La stessa proposta di Voice è un superficiale simbolismo, e la campagna per sostenerla da parte del governo laburista, delle ONG, di importanti figure indigene e delle multinazionali australiane è senza dubbio moderata e conservatrice. Tuttavia, se dovesse prevalere il voto contrario, sarebbe quasi certamente un passo indietro per gli indigeni. Il messaggio che invierà è che anche i gesti puramente simbolici a favore dei diritti degli indigeni devono essere abbandonati in quanto troppo radicali. Questa sarà probabilmente una situazione peggiore in cui continuare la lotta per i diritti degli indigeni rispetto a quella in cui si troverebbe se vincesse il voto Sì.

Per la sinistra, quindi, la scelta, sebbene lontana dall’essere ideale, dovrebbe essere chiara. Qualunque siano le critiche che abbiamo nei confronti della Voce, dobbiamo sostenere un voto Sì. Sembra che la maggior parte delle persone di sinistra sia d’accordo con questa proposta, compreso il 77% degli elettori verdi e il 57% dei sostenitori laburisti, secondo un sondaggio di Redbridge di settembre. Un sondaggio di YouGov ha rilevato che l’83% degli indigeni sostiene il voto Sì.

Eppure una minoranza di persone di sinistra sostiene la campagna “progressista” del No. Questo approccio al referendum aiuterà solo la destra razzista a ottenere una vittoria contro gli indigeni.

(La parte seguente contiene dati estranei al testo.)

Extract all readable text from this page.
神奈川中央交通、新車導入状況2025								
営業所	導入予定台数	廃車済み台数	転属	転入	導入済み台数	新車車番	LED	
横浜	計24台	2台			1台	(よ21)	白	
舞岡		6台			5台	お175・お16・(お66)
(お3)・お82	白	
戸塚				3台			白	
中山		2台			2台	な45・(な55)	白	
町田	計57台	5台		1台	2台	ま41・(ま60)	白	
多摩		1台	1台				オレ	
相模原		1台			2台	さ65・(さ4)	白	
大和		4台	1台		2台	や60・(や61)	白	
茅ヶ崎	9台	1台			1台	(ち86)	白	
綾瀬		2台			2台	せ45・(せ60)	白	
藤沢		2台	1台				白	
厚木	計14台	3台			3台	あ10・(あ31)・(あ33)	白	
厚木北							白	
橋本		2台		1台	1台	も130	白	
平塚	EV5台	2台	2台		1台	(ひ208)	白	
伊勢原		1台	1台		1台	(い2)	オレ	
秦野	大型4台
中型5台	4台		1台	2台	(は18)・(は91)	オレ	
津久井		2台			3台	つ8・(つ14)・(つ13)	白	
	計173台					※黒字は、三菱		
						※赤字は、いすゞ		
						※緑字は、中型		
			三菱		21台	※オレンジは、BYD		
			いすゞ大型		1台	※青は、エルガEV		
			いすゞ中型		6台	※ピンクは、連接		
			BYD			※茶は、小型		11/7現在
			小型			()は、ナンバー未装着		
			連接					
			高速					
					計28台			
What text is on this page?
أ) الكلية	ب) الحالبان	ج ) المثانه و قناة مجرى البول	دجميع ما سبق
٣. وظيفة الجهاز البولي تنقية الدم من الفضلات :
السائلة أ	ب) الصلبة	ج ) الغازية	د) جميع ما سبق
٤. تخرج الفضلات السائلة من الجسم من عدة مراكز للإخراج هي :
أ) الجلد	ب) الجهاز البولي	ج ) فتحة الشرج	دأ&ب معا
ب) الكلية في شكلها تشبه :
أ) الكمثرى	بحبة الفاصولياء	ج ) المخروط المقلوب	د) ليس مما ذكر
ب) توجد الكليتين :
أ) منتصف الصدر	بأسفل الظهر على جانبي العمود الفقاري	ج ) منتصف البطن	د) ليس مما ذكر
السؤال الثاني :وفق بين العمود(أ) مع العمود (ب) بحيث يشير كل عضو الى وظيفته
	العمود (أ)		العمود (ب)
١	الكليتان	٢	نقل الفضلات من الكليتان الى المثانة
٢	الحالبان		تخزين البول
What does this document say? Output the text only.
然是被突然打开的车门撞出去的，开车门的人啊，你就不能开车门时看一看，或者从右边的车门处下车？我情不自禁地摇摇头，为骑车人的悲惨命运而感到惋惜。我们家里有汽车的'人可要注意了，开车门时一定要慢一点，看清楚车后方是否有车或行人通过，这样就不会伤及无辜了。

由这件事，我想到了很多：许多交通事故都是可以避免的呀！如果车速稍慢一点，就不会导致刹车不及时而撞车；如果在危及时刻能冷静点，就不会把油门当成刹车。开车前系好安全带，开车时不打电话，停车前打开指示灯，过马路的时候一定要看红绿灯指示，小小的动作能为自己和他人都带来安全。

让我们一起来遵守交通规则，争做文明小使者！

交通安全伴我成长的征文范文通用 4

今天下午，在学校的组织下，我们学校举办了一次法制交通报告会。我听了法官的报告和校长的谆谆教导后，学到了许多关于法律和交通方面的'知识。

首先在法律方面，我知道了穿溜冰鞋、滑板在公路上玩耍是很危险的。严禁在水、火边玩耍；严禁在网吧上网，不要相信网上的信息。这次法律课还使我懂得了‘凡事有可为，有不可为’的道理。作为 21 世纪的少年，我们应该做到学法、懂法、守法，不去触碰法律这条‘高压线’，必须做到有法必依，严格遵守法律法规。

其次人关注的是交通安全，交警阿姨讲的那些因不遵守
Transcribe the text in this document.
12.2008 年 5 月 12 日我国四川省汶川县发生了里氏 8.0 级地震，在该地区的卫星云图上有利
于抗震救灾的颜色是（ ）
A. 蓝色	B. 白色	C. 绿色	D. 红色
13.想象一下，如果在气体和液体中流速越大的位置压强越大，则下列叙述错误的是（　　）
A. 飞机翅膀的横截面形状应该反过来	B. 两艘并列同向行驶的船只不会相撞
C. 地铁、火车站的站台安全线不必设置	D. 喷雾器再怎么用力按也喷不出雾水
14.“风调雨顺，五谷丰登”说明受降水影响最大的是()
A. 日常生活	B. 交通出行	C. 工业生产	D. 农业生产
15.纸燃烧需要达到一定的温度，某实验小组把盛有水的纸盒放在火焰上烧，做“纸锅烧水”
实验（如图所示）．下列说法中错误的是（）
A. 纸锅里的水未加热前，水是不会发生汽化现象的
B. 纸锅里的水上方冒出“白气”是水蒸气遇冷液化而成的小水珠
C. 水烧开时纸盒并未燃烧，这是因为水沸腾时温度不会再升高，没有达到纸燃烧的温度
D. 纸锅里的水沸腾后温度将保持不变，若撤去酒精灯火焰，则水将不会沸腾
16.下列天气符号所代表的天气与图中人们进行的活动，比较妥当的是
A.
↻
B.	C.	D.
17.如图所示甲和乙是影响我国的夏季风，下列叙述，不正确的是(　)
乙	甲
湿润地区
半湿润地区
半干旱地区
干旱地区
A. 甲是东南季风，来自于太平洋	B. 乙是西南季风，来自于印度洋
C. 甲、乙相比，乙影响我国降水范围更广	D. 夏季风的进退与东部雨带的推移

Spesso, l’approccio è giustificato sulla base del fatto che un grande voto negativo rappresenterebbe un duro colpo per l’approccio centrista moderato alle questioni indigene sostenuto dal Partito laburista e aprirebbe lo spazio a prospettive più radicali. Ad esempio, Ben Abbatangelo, scrittore e giornalista di Gunaikurnai e Wotjobaluk, ha detto alla ABC che pensa che il voto del No potrebbe essere un momento positivo. “Sai, arriverà un incendio boschivo e devasterà l’intera scena”, ha affermato. “Ma torni in quel sito sei mesi dopo… e vedi quel verde esplodere.” Allo stesso modo, la Black Peoples Union sostiene: “Non tutti i No sono razzisti, ma ogni Sì è regressivo”.

Questa è roba da terra fantastica. Una mancata vittoria al referendum renderebbe molto probabilmente più difficile, e non più facile, la lotta per i diritti degli indigeni. Incoraggerebbe ogni razzista nel Paese e minerebbe la fiducia di coloro che sostengono gli indigeni.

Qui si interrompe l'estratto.